Sensitive Information

A guide to securely managing sensitive data in notebooks.

Using secrets in notebooks

When writing notebooks you may need to use sensitive data, such as username and passwords or API keys, to authenticate against external services. Storing these secrets directly in a notebook is not recommended, as you may accidentally share this data with others (e.g. by committing to Git).

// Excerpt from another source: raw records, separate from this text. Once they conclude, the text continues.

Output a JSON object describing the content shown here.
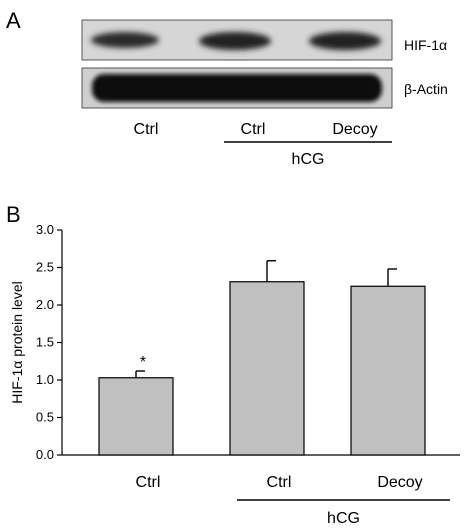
{
  "panel_a": {
    "label": "A",
    "blot_rows": [
      "HIF-1α",
      "β-Actin"
    ],
    "lane_labels": [
      "Ctrl",
      "Ctrl",
      "Decoy"
    ],
    "group_label": "hCG"
  },
  "panel_b": {
    "label": "B"
  },
  "chart_data": {
    "type": "bar",
    "categories": [
      "Ctrl",
      "Ctrl",
      "Decoy"
    ],
    "values": [
      1.03,
      2.31,
      2.25
    ],
    "errors": [
      0.09,
      0.28,
      0.23
    ],
    "annotations": [
      "*",
      "",
      ""
    ],
    "group_label": "hCG",
    "group_members": [
      1,
      2
    ],
    "title": "",
    "xlabel": "",
    "ylabel": "HIF-1α protein level",
    "ylim": [
      0,
      3.0
    ],
    "yticks": [
      "0.0",
      "0.5",
      "1.0",
      "1.5",
      "2.0",
      "2.5",
      "3.0"
    ],
    "grid": false,
    "bar_color": "#c0c0c0"
  }
}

Instead, it is recommended that you save any sensitive data in .env files, separate from your notebook. These can be read in by your notebook for use in your code.

Environment files

Environment files (.env file) are are a simple text file used to store sensitive information in a secure and organized way. They are a standard way of separating sensitive data from your notebook code, making it easier to share or version-control your scripts without exposing private information. They generally take the form below.

USERNAME=myusername
PASSWORD=mypassword

Env files contain key, value pairs separated by an equals sign. One key, value pair per line. They generally have the extension ".env", which can be the entire filename or you can create multiple .env files with different name, e.g. test1.env, test2.env.

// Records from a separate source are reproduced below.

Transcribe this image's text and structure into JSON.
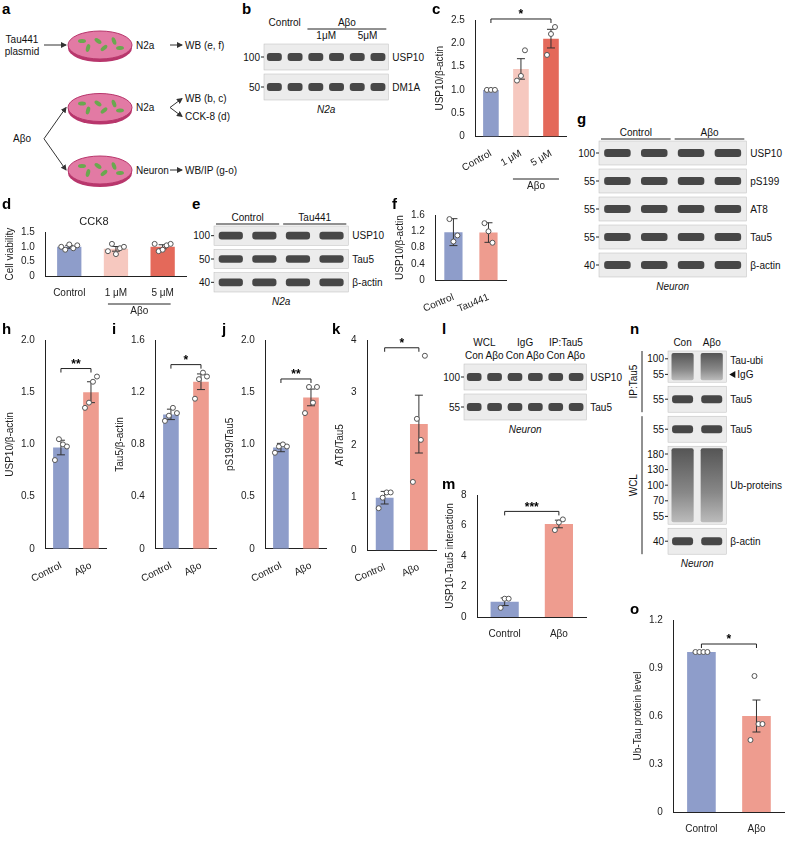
{
  "chart_data": [
    {
      "letter": "c",
      "type": "bar",
      "ylabel": "USP10/β-actin",
      "categories": [
        "Control",
        "1 μM",
        "5 μM"
      ],
      "values": [
        1.0,
        1.45,
        2.1
      ],
      "errors": [
        0.02,
        0.22,
        0.2
      ],
      "points": [
        [
          1.0,
          1.0,
          1.0
        ],
        [
          1.2,
          1.3,
          1.85
        ],
        [
          1.75,
          2.2,
          2.35
        ]
      ],
      "colors": [
        "#8e9dca",
        "#f6c8bf",
        "#e4695a"
      ],
      "ylim": [
        0,
        2.5
      ],
      "yticks": [
        0,
        0.5,
        {
          "value": 1,
          "label": "1.0"
        },
        1.5,
        {
          "value": 2,
          "label": "2.0"
        },
        2.5
      ],
      "group_labels": [
        {
          "text": "Aβo",
          "from": 1,
          "to": 2
        }
      ],
      "annotations": [
        {
          "text": "*",
          "from": 0,
          "to": 2
        }
      ],
      "grid": false
    },
    {
      "letter": "d",
      "type": "bar",
      "title": "CCK8",
      "ylabel": "Cell viability",
      "categories": [
        "Control",
        "1 μM",
        "5 μM"
      ],
      "values": [
        1.0,
        0.93,
        1.0
      ],
      "errors": [
        0.05,
        0.08,
        0.07
      ],
      "points": [
        [
          1.0,
          0.9,
          1.08,
          0.95,
          1.05
        ],
        [
          0.85,
          1.1,
          0.75,
          0.95,
          1.0
        ],
        [
          1.1,
          0.85,
          0.9,
          1.05,
          1.1
        ]
      ],
      "colors": [
        "#8e9dca",
        "#f6c8bf",
        "#e4695a"
      ],
      "ylim": [
        0,
        1.5
      ],
      "yticks": [
        0,
        0.5,
        {
          "value": 1,
          "label": "1.0"
        },
        1.5
      ],
      "group_labels": [
        {
          "text": "Aβo",
          "from": 1,
          "to": 2
        }
      ],
      "grid": false
    },
    {
      "letter": "f",
      "type": "bar",
      "ylabel": "USP10/β-actin",
      "categories": [
        "Control",
        "Tau441"
      ],
      "values": [
        1.18,
        1.17
      ],
      "errors": [
        0.33,
        0.24
      ],
      "points": [
        [
          1.5,
          0.95,
          1.1
        ],
        [
          1.4,
          1.2,
          0.92
        ]
      ],
      "colors": [
        "#8e9dca",
        "#ee9c8f"
      ],
      "ylim": [
        0,
        1.6
      ],
      "yticks": [
        0,
        0.4,
        0.8,
        1.2,
        1.6
      ],
      "grid": false
    },
    {
      "letter": "h",
      "type": "bar",
      "ylabel": "USP10/β-actin",
      "categories": [
        "Control",
        "Aβo"
      ],
      "values": [
        0.97,
        1.5
      ],
      "errors": [
        0.07,
        0.1
      ],
      "points": [
        [
          0.85,
          1.05,
          1.0,
          0.98
        ],
        [
          1.35,
          1.4,
          1.6,
          1.65
        ]
      ],
      "colors": [
        "#8e9dca",
        "#ee9c8f"
      ],
      "ylim": [
        0,
        2.0
      ],
      "yticks": [
        0,
        0.5,
        {
          "value": 1,
          "label": "1.0"
        },
        1.5,
        {
          "value": 2,
          "label": "2.0"
        }
      ],
      "annotations": [
        {
          "text": "**",
          "from": 0,
          "to": 1
        }
      ],
      "grid": false
    },
    {
      "letter": "i",
      "type": "bar",
      "ylabel": "Tau5/β-actin",
      "categories": [
        "Control",
        "Aβo"
      ],
      "values": [
        1.03,
        1.28
      ],
      "errors": [
        0.04,
        0.06
      ],
      "points": [
        [
          0.98,
          1.02,
          1.08,
          1.04
        ],
        [
          1.15,
          1.3,
          1.35,
          1.32
        ]
      ],
      "colors": [
        "#8e9dca",
        "#ee9c8f"
      ],
      "ylim": [
        0,
        1.6
      ],
      "yticks": [
        0,
        0.4,
        0.8,
        1.2,
        1.6
      ],
      "annotations": [
        {
          "text": "*",
          "from": 0,
          "to": 1
        }
      ],
      "grid": false
    },
    {
      "letter": "j",
      "type": "bar",
      "ylabel": "pS199/Tau5",
      "categories": [
        "Control",
        "Aβo"
      ],
      "values": [
        0.97,
        1.45
      ],
      "errors": [
        0.04,
        0.08
      ],
      "points": [
        [
          0.92,
          0.98,
          1.0,
          0.98
        ],
        [
          1.3,
          1.55,
          1.4,
          1.55
        ]
      ],
      "colors": [
        "#8e9dca",
        "#ee9c8f"
      ],
      "ylim": [
        0,
        2.0
      ],
      "yticks": [
        0,
        0.5,
        {
          "value": 1,
          "label": "1.0"
        },
        1.5,
        {
          "value": 2,
          "label": "2.0"
        }
      ],
      "annotations": [
        {
          "text": "**",
          "from": 0,
          "to": 1
        }
      ],
      "grid": false
    },
    {
      "letter": "k",
      "type": "bar",
      "ylabel": "AT8/Tau5",
      "categories": [
        "Control",
        "Aβo"
      ],
      "values": [
        1.0,
        2.4
      ],
      "errors": [
        0.12,
        0.55
      ],
      "points": [
        [
          0.8,
          1.0,
          1.1,
          1.1
        ],
        [
          1.3,
          2.5,
          2.1,
          3.7
        ]
      ],
      "colors": [
        "#8e9dca",
        "#ee9c8f"
      ],
      "ylim": [
        0,
        4
      ],
      "yticks": [
        0,
        1,
        2,
        3,
        4
      ],
      "annotations": [
        {
          "text": "*",
          "from": 0,
          "to": 1
        }
      ],
      "grid": false
    },
    {
      "letter": "m",
      "type": "bar",
      "ylabel": "USP10-Tau5 interaction",
      "categories": [
        "Control",
        "Aβo"
      ],
      "values": [
        1.0,
        6.1
      ],
      "errors": [
        0.25,
        0.25
      ],
      "points": [
        [
          0.6,
          1.2,
          1.2
        ],
        [
          5.7,
          6.2,
          6.4
        ]
      ],
      "colors": [
        "#8e9dca",
        "#ee9c8f"
      ],
      "ylim": [
        0,
        8
      ],
      "yticks": [
        0,
        2,
        4,
        6,
        8
      ],
      "annotations": [
        {
          "text": "***",
          "from": 0,
          "to": 1
        }
      ],
      "grid": false
    },
    {
      "letter": "o",
      "type": "bar",
      "ylabel": "Ub-Tau protein level",
      "categories": [
        "Control",
        "Aβo"
      ],
      "values": [
        1.0,
        0.6
      ],
      "errors": [
        0,
        0.1
      ],
      "points": [
        [
          1.0,
          1.0,
          1.0,
          1.0
        ],
        [
          0.45,
          0.85,
          0.55,
          0.55
        ]
      ],
      "colors": [
        "#8e9dca",
        "#ee9c8f"
      ],
      "ylim": [
        0,
        1.2
      ],
      "yticks": [
        0,
        0.3,
        0.6,
        0.9,
        1.2
      ],
      "annotations": [
        {
          "text": "*",
          "from": 0,
          "to": 1
        }
      ],
      "grid": false
    }
  ],
  "schematic": {
    "letter": "a",
    "sources": [
      {
        "text": "Tau441 plasmid",
        "to": [
          0
        ]
      },
      {
        "text": "Aβo",
        "to": [
          1,
          2
        ]
      }
    ],
    "dishes": [
      {
        "cell": "N2a",
        "outputs": [
          "WB (e, f)"
        ]
      },
      {
        "cell": "N2a",
        "outputs": [
          "WB (b, c)",
          "CCK-8 (d)"
        ]
      },
      {
        "cell": "Neuron",
        "outputs": [
          "WB/IP (g-o)"
        ]
      }
    ]
  },
  "blots": [
    {
      "letter": "b",
      "caption": "N2a",
      "lanes": 6,
      "headers": [
        {
          "text": "Control",
          "from": 0,
          "to": 1
        },
        {
          "text": "Aβo",
          "from": 2,
          "to": 5,
          "line": true
        }
      ],
      "subheaders": [
        {
          "text": "1μM",
          "from": 2,
          "to": 3
        },
        {
          "text": "5μM",
          "from": 4,
          "to": 5
        }
      ],
      "rows": [
        {
          "name": "USP10",
          "mw": [
            "100"
          ]
        },
        {
          "name": "DM1A",
          "mw": [
            "50"
          ]
        }
      ]
    },
    {
      "letter": "e",
      "caption": "N2a",
      "lanes": 4,
      "headers": [
        {
          "text": "Control",
          "from": 0,
          "to": 1,
          "line": true
        },
        {
          "text": "Tau441",
          "from": 2,
          "to": 3,
          "line": true
        }
      ],
      "rows": [
        {
          "name": "USP10",
          "mw": [
            "100"
          ]
        },
        {
          "name": "Tau5",
          "mw": [
            "50"
          ]
        },
        {
          "name": "β-actin",
          "mw": [
            "40"
          ]
        }
      ]
    },
    {
      "letter": "g",
      "caption": "Neuron",
      "lanes": 4,
      "headers": [
        {
          "text": "Control",
          "from": 0,
          "to": 1,
          "line": true
        },
        {
          "text": "Aβo",
          "from": 2,
          "to": 3,
          "line": true
        }
      ],
      "rows": [
        {
          "name": "USP10",
          "mw": [
            "100"
          ]
        },
        {
          "name": "pS199",
          "mw": [
            "55"
          ]
        },
        {
          "name": "AT8",
          "mw": [
            "55"
          ]
        },
        {
          "name": "Tau5",
          "mw": [
            "55"
          ]
        },
        {
          "name": "β-actin",
          "mw": [
            "40"
          ]
        }
      ]
    },
    {
      "letter": "l",
      "caption": "Neuron",
      "lanes": 6,
      "headers": [
        {
          "text": "WCL",
          "from": 0,
          "to": 1
        },
        {
          "text": "IgG",
          "from": 2,
          "to": 3
        },
        {
          "text": "IP:Tau5",
          "from": 4,
          "to": 5
        }
      ],
      "subheaders": [
        {
          "text": "Con",
          "from": 0,
          "to": 0
        },
        {
          "text": "Aβo",
          "from": 1,
          "to": 1
        },
        {
          "text": "Con",
          "from": 2,
          "to": 2
        },
        {
          "text": "Aβo",
          "from": 3,
          "to": 3
        },
        {
          "text": "Con",
          "from": 4,
          "to": 4
        },
        {
          "text": "Aβo",
          "from": 5,
          "to": 5
        }
      ],
      "rows": [
        {
          "name": "USP10",
          "mw": [
            "100"
          ]
        },
        {
          "name": "Tau5",
          "mw": [
            "55"
          ]
        }
      ]
    },
    {
      "letter": "n",
      "caption": "Neuron",
      "lanes": 2,
      "headers": [
        {
          "text": "Con",
          "from": 0,
          "to": 0
        },
        {
          "text": "Aβo",
          "from": 1,
          "to": 1
        }
      ],
      "side_groups": [
        {
          "text": "IP:Tau5",
          "from": 0,
          "to": 1
        },
        {
          "text": "WCL",
          "from": 2,
          "to": 4
        }
      ],
      "rows": [
        {
          "name": "Tau-ubi",
          "mw": [
            "100",
            "55"
          ],
          "note": "IgG"
        },
        {
          "name": "Tau5",
          "mw": [
            "55"
          ]
        },
        {
          "name": "Tau5",
          "mw": [
            "55"
          ]
        },
        {
          "name": "Ub-proteins",
          "mw": [
            "180",
            "130",
            "100",
            "70",
            "55"
          ]
        },
        {
          "name": "β-actin",
          "mw": [
            "40"
          ]
        }
      ]
    }
  ]
}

Note: In Linux, on which the notebook image is based, filenames starting with "." are hidden, so they will not appear in the file browser panel. This may be desired when dealing with environment files containing sensitive data.

If you wish to edit a hidden file, you can do so from the terminal by executing `nano .env`, which will use the terminal editor Nano to edit the file.

Creating an environment file

  1. In the same directory as the notebook you are working in, create a plain text file named .env. You don't need any special tools or scripts, just create a regular file and name it .env.
  2. Make sure you have generated an API key for your workspace. Follow this guide to create one if you haven't already, or copy an existing one. Ensure the key you are using hasn't expired.
  3. Populate the text file with the example code above, replacing myusername with the name of your workspace and mypassword with your actual API key, sourced from the corresponding workspace. These must match for the workspace to authenticate correctly. For example:
USERNAME="my-eodh-workspace-name"
PASSWORD="XXXXXXXXXXXXXXX"

More guidance on how to create an environment file can be found here.

Reading in environment files

When an environment file is read in, the key, values within are loaded into Python environment variables, which are available through the os.environ package. The Python package Dotenv can be useful to read environment files into environment variables.

Dotenv (Python package)

The Dotenv Python package is included in the default python notebook image. It allows you to easily read in environment files specified by filename into Python environment variables, which can then be assigned to local variables.

import os
from dotenv import load_dotenv

load_dotenv(".env")

username = os.environ["USERNAME"]
password = os.environ["PASSWORD"]

Sensitive data usage

Once you have separated out the storage of your sensitive data, it is also important not to expose it in your notebooks. Avoid printing or logging sensitive data, as this may be preserved in cell outputs. If you are using Git to version control your notebook, ensure that "*.env" has been added to your .gitignore file so that environment files are never committed.

Summary

Sensitive data should not be stored directly in notebooks. It should be decoupled from notebook code and stored in separate .env (environment) files.

The Dotenv Python package is provided to facilitate the use of .env files. Sensitive data should be read in from .env files and assigned to local variables in your notebook, for use as required.


Take care not to expose sensitive data by printing it out in cell outputs, or by committing your .env files to Git.